So you have an array
1
2
3
60
70
80
100
220
230
250
For a better understanding:
How would you group/cluster the three areas in arrays in python(v2.6), so you get three arrays in this case containing
[1 2 3] [60 70 80 100] [220 230 250]
Background:
y-axis is frequency, x-axis is number. These numbers are the ten highest amplitudes being represented by their frequencies. I want to create three discrete numbers from them for pattern recognition.
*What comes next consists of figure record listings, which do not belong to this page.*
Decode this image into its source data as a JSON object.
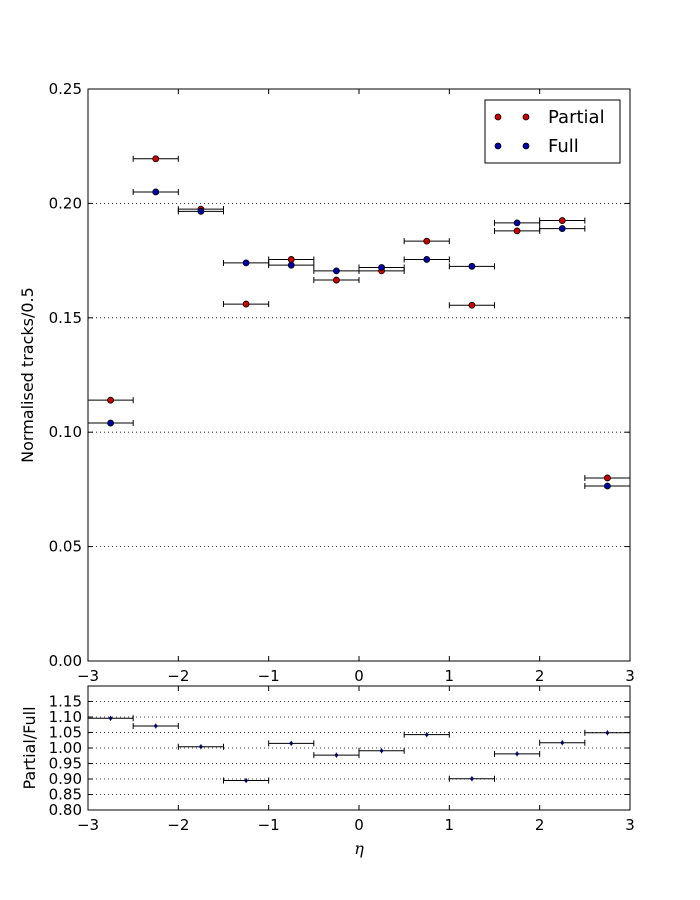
{
  "chart_data": [
    {
      "type": "scatter",
      "title": "",
      "xlabel": "",
      "ylabel": "Normalised tracks/0.5",
      "xlim": [
        -3,
        3
      ],
      "ylim": [
        0,
        0.25
      ],
      "xticks": [
        "−3",
        "−2",
        "−1",
        "0",
        "1",
        "2",
        "3"
      ],
      "yticks": [
        "0.00",
        "0.05",
        "0.10",
        "0.15",
        "0.20",
        "0.25"
      ],
      "grid": "horizontal dotted",
      "legend_position": "top-right",
      "x": [
        -2.75,
        -2.25,
        -1.75,
        -1.25,
        -0.75,
        -0.25,
        0.25,
        0.75,
        1.25,
        1.75,
        2.25,
        2.75
      ],
      "x_halfwidth": 0.25,
      "series": [
        {
          "name": "Partial",
          "color": "#cc0000",
          "values": [
            0.114,
            0.2195,
            0.1975,
            0.156,
            0.1755,
            0.1665,
            0.1705,
            0.1835,
            0.1555,
            0.188,
            0.1925,
            0.08
          ]
        },
        {
          "name": "Full",
          "color": "#0000aa",
          "values": [
            0.104,
            0.205,
            0.1965,
            0.174,
            0.173,
            0.1705,
            0.172,
            0.1755,
            0.1725,
            0.1915,
            0.189,
            0.0765
          ]
        }
      ]
    },
    {
      "type": "scatter",
      "title": "",
      "xlabel": "η",
      "ylabel": "Partial/Full",
      "xlim": [
        -3,
        3
      ],
      "ylim": [
        0.8,
        1.2
      ],
      "xticks": [
        "−3",
        "−2",
        "−1",
        "0",
        "1",
        "2",
        "3"
      ],
      "yticks": [
        "0.80",
        "0.85",
        "0.90",
        "0.95",
        "1.00",
        "1.05",
        "1.10",
        "1.15"
      ],
      "grid": "horizontal dotted",
      "x": [
        -2.75,
        -2.25,
        -1.75,
        -1.25,
        -0.75,
        -0.25,
        0.25,
        0.75,
        1.25,
        1.75,
        2.25,
        2.75
      ],
      "x_halfwidth": 0.25,
      "series": [
        {
          "color": "#000066",
          "values": [
            1.096,
            1.071,
            1.004,
            0.895,
            1.015,
            0.977,
            0.991,
            1.043,
            0.901,
            0.981,
            1.017,
            1.049
          ]
        }
      ]
    }
  ]
}
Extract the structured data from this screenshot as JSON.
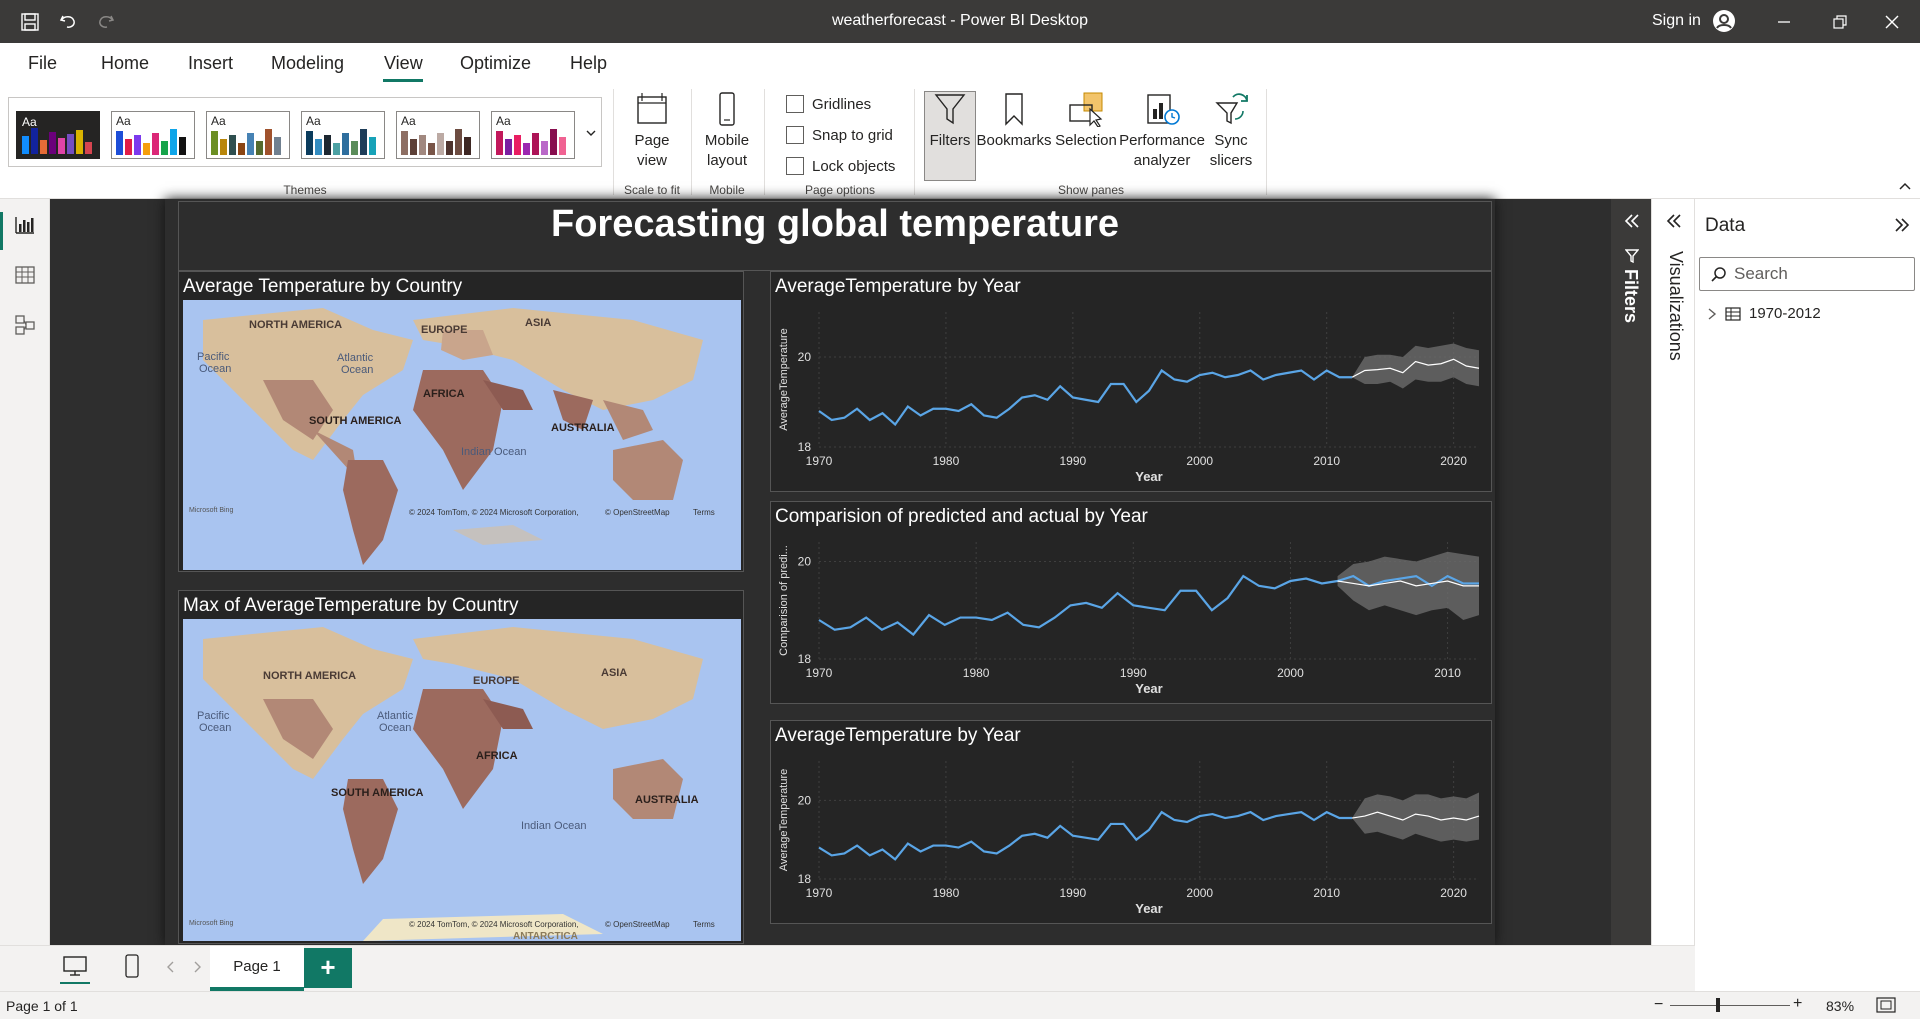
{
  "titlebar": {
    "title": "weatherforecast - Power BI Desktop",
    "signin": "Sign in"
  },
  "menu": [
    "File",
    "Home",
    "Insert",
    "Modeling",
    "View",
    "Optimize",
    "Help"
  ],
  "menu_active": "View",
  "ribbon": {
    "themes_label": "Themes",
    "theme_aa": "Aa",
    "page_view": "Page view",
    "scale_to_fit": "Scale to fit",
    "mobile_layout": "Mobile layout",
    "mobile_group": "Mobile",
    "gridlines": "Gridlines",
    "snap_to_grid": "Snap to grid",
    "lock_objects": "Lock objects",
    "page_options": "Page options",
    "filters": "Filters",
    "bookmarks": "Bookmarks",
    "selection": "Selection",
    "performance_analyzer": "Performance analyzer",
    "sync_slicers": "Sync slicers",
    "show_panes": "Show panes"
  },
  "report": {
    "title": "Forecasting global temperature",
    "map1_title": "Average Temperature by Country",
    "map2_title": "Max of AverageTemperature by Country",
    "map_labels": {
      "north_america": "NORTH AMERICA",
      "south_america": "SOUTH AMERICA",
      "europe": "EUROPE",
      "asia": "ASIA",
      "africa": "AFRICA",
      "australia": "AUSTRALIA",
      "pacific": "Pacific",
      "pacific2": "Ocean",
      "atlantic": "Atlantic",
      "atlantic2": "Ocean",
      "indian": "Indian Ocean",
      "antarctica": "ANTARCTICA",
      "bing": "Microsoft Bing",
      "copyright": "© 2024 TomTom, © 2024 Microsoft Corporation,",
      "osm": "© OpenStreetMap",
      "terms": "Terms"
    },
    "chart1_title": "AverageTemperature by Year",
    "chart2_title": "Comparision of predicted and actual by Year",
    "chart3_title": "AverageTemperature by Year"
  },
  "chart_data": [
    {
      "type": "line",
      "title": "AverageTemperature by Year",
      "xlabel": "Year",
      "ylabel": "AverageTemperature",
      "xlim": [
        1970,
        2022
      ],
      "ylim": [
        18,
        21
      ],
      "x_ticks": [
        1970,
        1980,
        1990,
        2000,
        2010,
        2020
      ],
      "y_ticks": [
        18,
        20
      ],
      "series": [
        {
          "x": [
            1970,
            1971,
            1972,
            1973,
            1974,
            1975,
            1976,
            1977,
            1978,
            1979,
            1980,
            1981,
            1982,
            1983,
            1984,
            1985,
            1986,
            1987,
            1988,
            1989,
            1990,
            1991,
            1992,
            1993,
            1994,
            1995,
            1996,
            1997,
            1998,
            1999,
            2000,
            2001,
            2002,
            2003,
            2004,
            2005,
            2006,
            2007,
            2008,
            2009,
            2010,
            2011,
            2012
          ],
          "values": [
            18.8,
            18.6,
            18.65,
            18.85,
            18.6,
            18.75,
            18.5,
            18.9,
            18.7,
            18.85,
            18.85,
            18.8,
            18.95,
            18.7,
            18.65,
            18.85,
            19.1,
            19.15,
            19.05,
            19.35,
            19.1,
            19.05,
            19.0,
            19.4,
            19.4,
            19.0,
            19.25,
            19.7,
            19.5,
            19.45,
            19.6,
            19.65,
            19.55,
            19.6,
            19.7,
            19.5,
            19.6,
            19.65,
            19.7,
            19.5,
            19.7,
            19.55,
            19.55
          ]
        },
        {
          "x": [
            2012,
            2013,
            2014,
            2015,
            2016,
            2017,
            2018,
            2019,
            2020,
            2021,
            2022
          ],
          "values": [
            19.55,
            19.7,
            19.72,
            19.75,
            19.65,
            19.9,
            19.82,
            19.85,
            19.95,
            19.8,
            19.75
          ],
          "band_low": [
            19.55,
            19.4,
            19.4,
            19.45,
            19.3,
            19.5,
            19.45,
            19.45,
            19.55,
            19.4,
            19.35
          ],
          "band_high": [
            19.55,
            20.0,
            20.05,
            20.05,
            20.0,
            20.25,
            20.2,
            20.25,
            20.3,
            20.2,
            20.15
          ]
        }
      ]
    },
    {
      "type": "line",
      "title": "Comparision of predicted and actual by Year",
      "xlabel": "Year",
      "ylabel": "Comparision of predi...",
      "xlim": [
        1970,
        2012
      ],
      "ylim": [
        18,
        20.4
      ],
      "x_ticks": [
        1970,
        1980,
        1990,
        2000,
        2010
      ],
      "y_ticks": [
        18,
        20
      ],
      "series": [
        {
          "x": [
            1970,
            1971,
            1972,
            1973,
            1974,
            1975,
            1976,
            1977,
            1978,
            1979,
            1980,
            1981,
            1982,
            1983,
            1984,
            1985,
            1986,
            1987,
            1988,
            1989,
            1990,
            1991,
            1992,
            1993,
            1994,
            1995,
            1996,
            1997,
            1998,
            1999,
            2000,
            2001,
            2002,
            2003,
            2004,
            2005,
            2006,
            2007,
            2008,
            2009,
            2010,
            2011,
            2012
          ],
          "values": [
            18.8,
            18.6,
            18.65,
            18.85,
            18.6,
            18.75,
            18.5,
            18.9,
            18.7,
            18.85,
            18.85,
            18.8,
            18.95,
            18.7,
            18.65,
            18.85,
            19.1,
            19.15,
            19.05,
            19.35,
            19.1,
            19.05,
            19.0,
            19.4,
            19.4,
            19.0,
            19.25,
            19.7,
            19.5,
            19.45,
            19.6,
            19.65,
            19.55,
            19.6,
            19.7,
            19.5,
            19.6,
            19.65,
            19.7,
            19.5,
            19.7,
            19.55,
            19.55
          ]
        },
        {
          "x": [
            2003,
            2004,
            2005,
            2006,
            2007,
            2008,
            2009,
            2010,
            2011,
            2012
          ],
          "values": [
            19.6,
            19.55,
            19.5,
            19.55,
            19.6,
            19.5,
            19.55,
            19.6,
            19.5,
            19.5
          ],
          "band_low": [
            19.5,
            19.2,
            19.0,
            19.1,
            19.0,
            18.9,
            19.0,
            19.05,
            18.8,
            18.9
          ],
          "band_high": [
            19.7,
            19.95,
            20.0,
            20.1,
            20.05,
            20.0,
            20.1,
            20.2,
            20.15,
            20.1
          ]
        }
      ]
    },
    {
      "type": "line",
      "title": "AverageTemperature by Year",
      "xlabel": "Year",
      "ylabel": "AverageTemperature",
      "xlim": [
        1970,
        2022
      ],
      "ylim": [
        18,
        21
      ],
      "x_ticks": [
        1970,
        1980,
        1990,
        2000,
        2010,
        2020
      ],
      "y_ticks": [
        18,
        20
      ],
      "series": [
        {
          "x": [
            1970,
            1971,
            1972,
            1973,
            1974,
            1975,
            1976,
            1977,
            1978,
            1979,
            1980,
            1981,
            1982,
            1983,
            1984,
            1985,
            1986,
            1987,
            1988,
            1989,
            1990,
            1991,
            1992,
            1993,
            1994,
            1995,
            1996,
            1997,
            1998,
            1999,
            2000,
            2001,
            2002,
            2003,
            2004,
            2005,
            2006,
            2007,
            2008,
            2009,
            2010,
            2011,
            2012
          ],
          "values": [
            18.8,
            18.6,
            18.65,
            18.85,
            18.6,
            18.75,
            18.5,
            18.9,
            18.7,
            18.85,
            18.85,
            18.8,
            18.95,
            18.7,
            18.65,
            18.85,
            19.1,
            19.15,
            19.05,
            19.35,
            19.1,
            19.05,
            19.0,
            19.4,
            19.4,
            19.0,
            19.25,
            19.7,
            19.5,
            19.45,
            19.6,
            19.65,
            19.55,
            19.6,
            19.7,
            19.5,
            19.6,
            19.65,
            19.7,
            19.5,
            19.7,
            19.55,
            19.55
          ]
        },
        {
          "x": [
            2012,
            2013,
            2014,
            2015,
            2016,
            2017,
            2018,
            2019,
            2020,
            2021,
            2022
          ],
          "values": [
            19.55,
            19.6,
            19.7,
            19.6,
            19.5,
            19.65,
            19.6,
            19.5,
            19.55,
            19.5,
            19.6
          ],
          "band_low": [
            19.55,
            19.15,
            19.2,
            19.1,
            19.0,
            19.15,
            19.05,
            18.95,
            19.0,
            18.95,
            19.0
          ],
          "band_high": [
            19.55,
            20.05,
            20.15,
            20.1,
            20.0,
            20.15,
            20.15,
            20.05,
            20.1,
            20.05,
            20.2
          ]
        }
      ]
    }
  ],
  "colors": {
    "accent": "#117865",
    "line": "#5aa5e6",
    "forecast": "#ffffff",
    "band": "#6b6b6b",
    "ocean": "#a9c4f0",
    "land": "#d8bf9c",
    "hot": "#9c6a5e"
  },
  "panes": {
    "filters": "Filters",
    "visualizations": "Visualizations",
    "data": "Data",
    "search_placeholder": "Search",
    "table": "1970-2012"
  },
  "tabs": {
    "page1": "Page 1",
    "add": "+"
  },
  "status": {
    "page": "Page 1 of 1",
    "zoom": "83%"
  }
}
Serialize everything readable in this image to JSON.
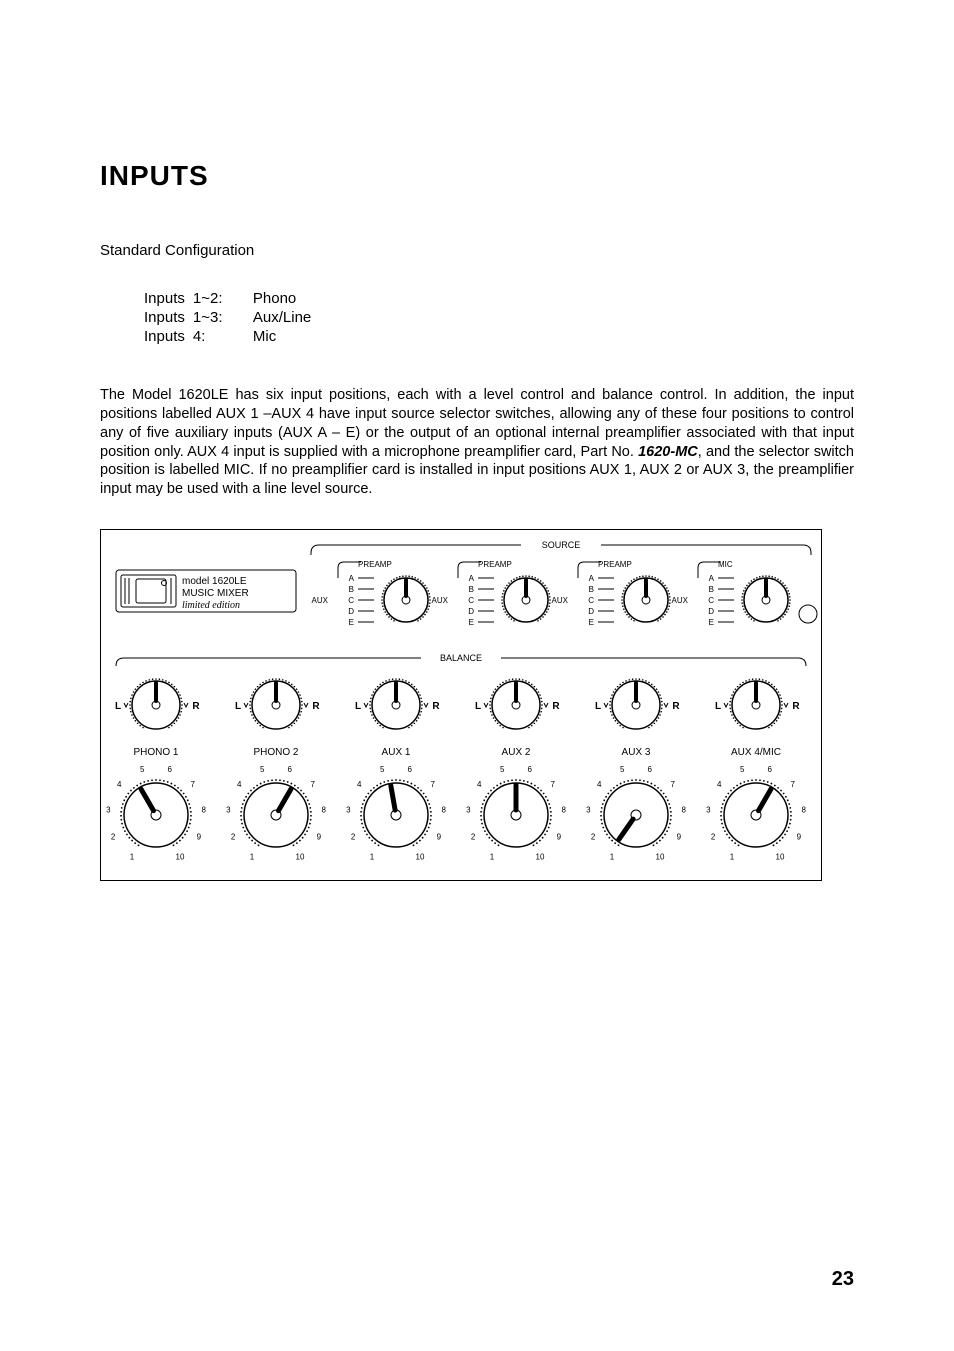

There could be many more points but all of them are grouped by a relatively big frequency difference as you can see in this example between about 50 and about 0 and between about 100 and about 220. Note that what is big and what is small changes but the difference between clusters remains significant compared to the difference between elements of a group/cluster.
This is a simple algorithm implemented in python that check whether or not a value is too far (in terms of standard deviation) from the mean of a cluster:
from math import sqrt
def stat(lst):
"""Calculate mean and std deviation from the input list."""
n = float(len(lst))
mean = sum(lst) / n
stdev = sqrt((sum(x*x for x in lst) / n) - (mean * mean))
return mean, stdev
def parse(lst, n):
cluster = []
for i in lst:
if len(cluster) <= 1: # the first two values are going directly in
cluster.append(i)
continue
mean,stdev = stat(cluster)
if abs(mean - i) > n * stdev: # check the "distance"
yield cluster
cluster[:] = [] # reset cluster to the empty list
cluster.append(i)
yield cluster # yield the last cluster
This will return what you expect in your example with 5 < n < 9
:
>>> array = [1, 2, 3, 60, 70, 80, 100, 220, 230, 250]
>>> for cluster in parse(array, 7):
... print(cluster)
[1, 2, 3]
[60, 70, 80, 100]
[220, 230, 250]